Reklama

Lubię mieć wszystko pod kontrolą. Może to mało porywające wyznanie, ale prawdziwe. I dotyczy też imprez. Szczególnie takich, które organizujemy u siebie w ogrodzie – gdzie każda donica, każde kolorowe światełko jest rozmieszczone w idealnej symetrii, kiełbaski zamarynowane 24 godziny wcześniej, a playlista z muzyką przechodzi selekcję ostrzejszą niż uczestnicy talent show.

Reklama

Ten grill miał być właśnie taki – spokojny, przewidywalny, udany. My z Adamem, parę znajomych, trochę rodziny, lemoniada z miętą i melonem, a do tego nasza ulubiona sałatka z granatem, która wygląda na bardziej skomplikowaną, niż jest w rzeczywistości. Miał być wieczór śmiechu, rozmów i tego przyjemnego „mmm” przy pierwszym kęsie ciepłej kiełbaski. I byłby taki. Gdyby nie... Barbara. Moja teściowa.

W całym scenariuszu imprezy tylko jednej rzeczy nie byłam w stanie przewidzieć. Moja teściowa nie przychodzi. Ona wkracza. Z impetem. Zawsze z jakimś „pomysłem”. Zawsze musi coś wnieść, coś „ożywić”. A że czasem to „coś” przypomina petardę wrzuconą do basenu – no cóż. Tak już bywa.

Z lekkim niepokojem popijałam lemoniadę, rozglądając się po ogrodzie. Wszystko było gotowe. Goście mieli się pojawić lada chwila.
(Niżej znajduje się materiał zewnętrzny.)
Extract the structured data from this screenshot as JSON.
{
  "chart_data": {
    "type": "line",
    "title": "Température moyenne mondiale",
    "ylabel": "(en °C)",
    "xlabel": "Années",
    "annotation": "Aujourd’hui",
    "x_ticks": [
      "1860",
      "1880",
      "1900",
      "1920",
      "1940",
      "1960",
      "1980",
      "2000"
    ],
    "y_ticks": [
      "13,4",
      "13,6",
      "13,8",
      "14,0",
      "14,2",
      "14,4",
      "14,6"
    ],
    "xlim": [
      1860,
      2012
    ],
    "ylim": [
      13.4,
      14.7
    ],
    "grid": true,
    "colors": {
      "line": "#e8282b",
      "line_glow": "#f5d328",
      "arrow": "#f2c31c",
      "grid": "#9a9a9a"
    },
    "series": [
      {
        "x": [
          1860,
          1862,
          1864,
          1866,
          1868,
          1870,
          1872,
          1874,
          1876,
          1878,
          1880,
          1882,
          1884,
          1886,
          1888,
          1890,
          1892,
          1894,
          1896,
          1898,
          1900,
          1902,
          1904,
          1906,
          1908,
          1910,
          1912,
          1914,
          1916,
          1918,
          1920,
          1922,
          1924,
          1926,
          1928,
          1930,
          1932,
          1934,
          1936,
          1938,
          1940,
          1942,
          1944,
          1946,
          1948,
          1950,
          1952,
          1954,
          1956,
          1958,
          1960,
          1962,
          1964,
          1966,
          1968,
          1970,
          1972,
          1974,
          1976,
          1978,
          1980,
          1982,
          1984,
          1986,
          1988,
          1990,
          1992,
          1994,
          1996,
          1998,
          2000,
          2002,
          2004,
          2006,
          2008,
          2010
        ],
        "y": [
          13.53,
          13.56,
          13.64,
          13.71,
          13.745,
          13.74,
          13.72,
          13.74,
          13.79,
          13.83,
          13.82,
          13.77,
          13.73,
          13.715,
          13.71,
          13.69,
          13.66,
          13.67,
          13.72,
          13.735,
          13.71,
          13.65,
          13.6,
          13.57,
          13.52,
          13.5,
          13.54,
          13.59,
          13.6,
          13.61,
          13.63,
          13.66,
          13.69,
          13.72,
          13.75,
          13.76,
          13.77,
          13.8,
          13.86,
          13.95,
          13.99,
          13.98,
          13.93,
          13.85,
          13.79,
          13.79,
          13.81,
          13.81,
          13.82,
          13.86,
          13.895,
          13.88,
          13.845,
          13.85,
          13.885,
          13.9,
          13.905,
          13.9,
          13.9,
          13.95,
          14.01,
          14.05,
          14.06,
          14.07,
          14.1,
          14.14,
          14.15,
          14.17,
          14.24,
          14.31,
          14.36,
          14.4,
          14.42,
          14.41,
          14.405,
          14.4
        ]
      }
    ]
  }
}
Adam przestawiał jeszcze jeden lampion. I tylko ja wiedziałam, że jedna osoba może rozwalić cały wieczór. Dosłownie i w przenośni.

– Skarbie, wszystko gotowe? – zapytał Adam, uśmiechając się zadowolony.

– Prawie – odpowiedziałam. – Jeszcze tylko czekamy na twoją mamę.

I wtedy usłyszeliśmy ten charakterystyczny dźwięk silnika. A to był dopiero początek.

Teściowa znowu coś wymyśliła

Barbara zaparkowała na środku trawnika. Dosłownie. Zamiast zostawić auto na ulicy, tak jak reszta gości, wjechała na nasze podwórko, jakby była honorowym gościem koncertu plenerowego, a nie uczestniczką spokojnego grilla. Wysiadła z impetem, miała na sobie coś pomiędzy sukienką na wesele a kostiumem scenicznym – jaskrawa czerwień, cekiny, a na ramieniu... wielka torba. Już wtedy poczułam, że to nie będzie zwykła torba z sałatką jarzynową czy ciastem z rabarbarem. Miałam rację.

– No i jestem! – zawołała radośnie, zmierzając w naszą stronę z pewnym siebie uśmiechem i niedopiętą torbą, która teraz wyraźnie zdradzała zawartość – kable, głośniki, mikrofon.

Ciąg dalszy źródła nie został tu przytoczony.